シャープでスタイリッシュ、極限まで無駄を削ぎ落とした機能美が特徴的な「DOCUMENT」。
このシリーズの起源である「トライオンバッグ/Aシリーズ」の生みの親でもある寺田為彦さんに、製作の経緯やモノづくりに対する思いなど誕生秘話を伺いました。前後編でお届けします。
きっかけは偶然の出会いから
1980年代はバブル景気で、人々のブランド志向が一気に高まった時代である。
どのファッション誌もページをめくれば華美な広告で埋め尽くされる中、映画のワンシーンのような写真と詩的なコピーで目を惹くのは、新進気鋭のバッグブランド「トライバッグス」の広告だ。デザイナーの寺田氏が欧米での旅の道中、自らシャッターを切った「何者でもない、ただ人がそこに生きている」瞬間。モノトーン調の写真に、意味深な言葉が光る。
「機能は元気か」
それは「あなたが先日買った、我々のつくったバッグは、今も確かに役立っているのか」と問う、当時の「売るが勝ち」的なブランド戦略とは一線を画したプロモーションだった。
1990年代後半に、大阪のなんばシティにバッグ店を構えていた寺田氏は、トライバックスの商品をはじめ様々な革バッグを販売していた。什器も何もないだだっ広い店内を、200号から300号の絵画で埋め尽くしたユニークな店構えだった。

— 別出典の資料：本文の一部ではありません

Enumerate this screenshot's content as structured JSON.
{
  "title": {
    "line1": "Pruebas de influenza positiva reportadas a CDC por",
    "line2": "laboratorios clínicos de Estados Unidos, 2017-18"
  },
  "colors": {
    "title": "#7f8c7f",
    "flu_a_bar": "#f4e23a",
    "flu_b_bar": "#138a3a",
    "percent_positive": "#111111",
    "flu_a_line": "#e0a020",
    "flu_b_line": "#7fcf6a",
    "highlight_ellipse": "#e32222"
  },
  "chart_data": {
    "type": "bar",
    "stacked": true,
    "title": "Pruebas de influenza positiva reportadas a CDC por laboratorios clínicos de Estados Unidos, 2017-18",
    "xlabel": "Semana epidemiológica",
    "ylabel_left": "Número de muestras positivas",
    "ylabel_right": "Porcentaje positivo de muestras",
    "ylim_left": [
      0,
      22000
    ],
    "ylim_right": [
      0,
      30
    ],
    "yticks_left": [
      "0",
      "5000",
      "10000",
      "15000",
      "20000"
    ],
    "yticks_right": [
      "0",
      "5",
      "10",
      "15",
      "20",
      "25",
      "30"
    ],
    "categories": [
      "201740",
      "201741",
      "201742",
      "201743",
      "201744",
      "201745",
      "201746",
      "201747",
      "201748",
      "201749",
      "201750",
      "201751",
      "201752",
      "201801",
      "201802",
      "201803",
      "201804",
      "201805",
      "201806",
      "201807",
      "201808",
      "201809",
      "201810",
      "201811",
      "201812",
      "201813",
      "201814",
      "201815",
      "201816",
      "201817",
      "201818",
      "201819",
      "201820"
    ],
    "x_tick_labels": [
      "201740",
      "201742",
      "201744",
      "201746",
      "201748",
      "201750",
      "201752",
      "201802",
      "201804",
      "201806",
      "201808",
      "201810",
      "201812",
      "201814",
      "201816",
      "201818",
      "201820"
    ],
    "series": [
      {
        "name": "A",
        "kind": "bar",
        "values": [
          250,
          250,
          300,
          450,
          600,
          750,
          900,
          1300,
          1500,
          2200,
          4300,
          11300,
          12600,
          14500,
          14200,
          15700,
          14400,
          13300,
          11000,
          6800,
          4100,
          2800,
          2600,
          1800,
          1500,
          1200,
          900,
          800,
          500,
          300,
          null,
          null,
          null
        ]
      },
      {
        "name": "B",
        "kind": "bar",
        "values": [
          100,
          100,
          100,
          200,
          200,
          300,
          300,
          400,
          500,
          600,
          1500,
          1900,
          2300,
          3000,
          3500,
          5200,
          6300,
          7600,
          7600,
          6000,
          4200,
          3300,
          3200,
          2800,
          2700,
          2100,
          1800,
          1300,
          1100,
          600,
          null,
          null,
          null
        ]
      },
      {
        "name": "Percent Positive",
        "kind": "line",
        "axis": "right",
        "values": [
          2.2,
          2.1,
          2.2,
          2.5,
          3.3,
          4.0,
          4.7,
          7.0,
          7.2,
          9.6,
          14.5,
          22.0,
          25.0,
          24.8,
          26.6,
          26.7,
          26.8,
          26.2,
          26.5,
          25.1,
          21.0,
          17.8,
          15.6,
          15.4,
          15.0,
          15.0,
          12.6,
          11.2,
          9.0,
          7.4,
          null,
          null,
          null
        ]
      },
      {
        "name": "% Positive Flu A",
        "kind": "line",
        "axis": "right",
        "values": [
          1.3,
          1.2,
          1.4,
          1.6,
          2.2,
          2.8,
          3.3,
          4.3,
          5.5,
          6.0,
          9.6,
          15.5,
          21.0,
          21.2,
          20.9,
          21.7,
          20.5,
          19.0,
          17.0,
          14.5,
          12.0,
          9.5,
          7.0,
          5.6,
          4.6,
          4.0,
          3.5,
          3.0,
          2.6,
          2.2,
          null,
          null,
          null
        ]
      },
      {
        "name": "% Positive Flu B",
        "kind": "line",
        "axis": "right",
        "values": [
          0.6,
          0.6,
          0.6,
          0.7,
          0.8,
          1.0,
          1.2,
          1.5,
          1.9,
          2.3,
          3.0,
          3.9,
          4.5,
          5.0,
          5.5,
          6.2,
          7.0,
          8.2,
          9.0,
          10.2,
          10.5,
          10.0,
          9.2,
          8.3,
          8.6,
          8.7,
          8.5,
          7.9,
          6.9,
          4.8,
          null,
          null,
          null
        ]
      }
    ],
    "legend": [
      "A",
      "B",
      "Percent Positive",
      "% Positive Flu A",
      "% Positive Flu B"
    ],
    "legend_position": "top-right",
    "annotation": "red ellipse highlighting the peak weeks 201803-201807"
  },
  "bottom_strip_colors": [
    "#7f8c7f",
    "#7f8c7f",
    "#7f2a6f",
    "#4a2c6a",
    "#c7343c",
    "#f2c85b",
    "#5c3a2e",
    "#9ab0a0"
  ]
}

実はその絵画は寺田氏の知人で著名なアーティストの作品なのだが、店の前を通る人々はそんなことは知らない。ただ、風変わりなデコレーションに足を止めて店内に入ると良質で安価な革カバンが並んでいるのだ。
「この小銭入れの形、良いな。うちで真似して作って売っても良いか?」
ある日かけられた、冗談とも本気ともつかない言葉に振り向くと、立っていたのが、トライオンの前社長だった。
「いくらでも作って売って構わんよ(笑)」
初対面で、二人はすぐに意気投合した。
動き出した時間
野球グラブの「機能」を追求してきたトライオンは、革の縫製技術を活かした新規事業として、90年代にバッグという「装飾品」事業をスタートしていた。バブル崩壊以降、ファッション市場のカジュアル化・シンプル化や、低価格・良品質需要に伴い、ライセンスブランドを中心にメーカー問屋の倒産が相次いだ。
それはトライオンのOEM顧客も例外ではなく、売り先を失った大量のバッグが社内に積み上げられていた。寺田氏と出会ったのは、オリジナル製品の確立でバッグ業界への本格参入を模索している時期だった。
かつて「西のトライバッグス」とまで称された自社ブランドを持ちながら、やはり時勢の奔流に揉まれて苦渋を味わった寺田氏は、これからバッグ業界に立ち向かう厳しさを痛いほど理解していた。
「とりあえず、いま会社にあるもの持っておいで」
言われるがまま、トライオンの営業担当者が持ち込んだ商品の中から、寺田氏の目に留まったのは、野球グラブの残革で作ったパッチワーク製品だった。高品質でありながら、残革を使用することで低価格に抑えていた本革製トートバッグを、自店で瞬く間に売りさばいた。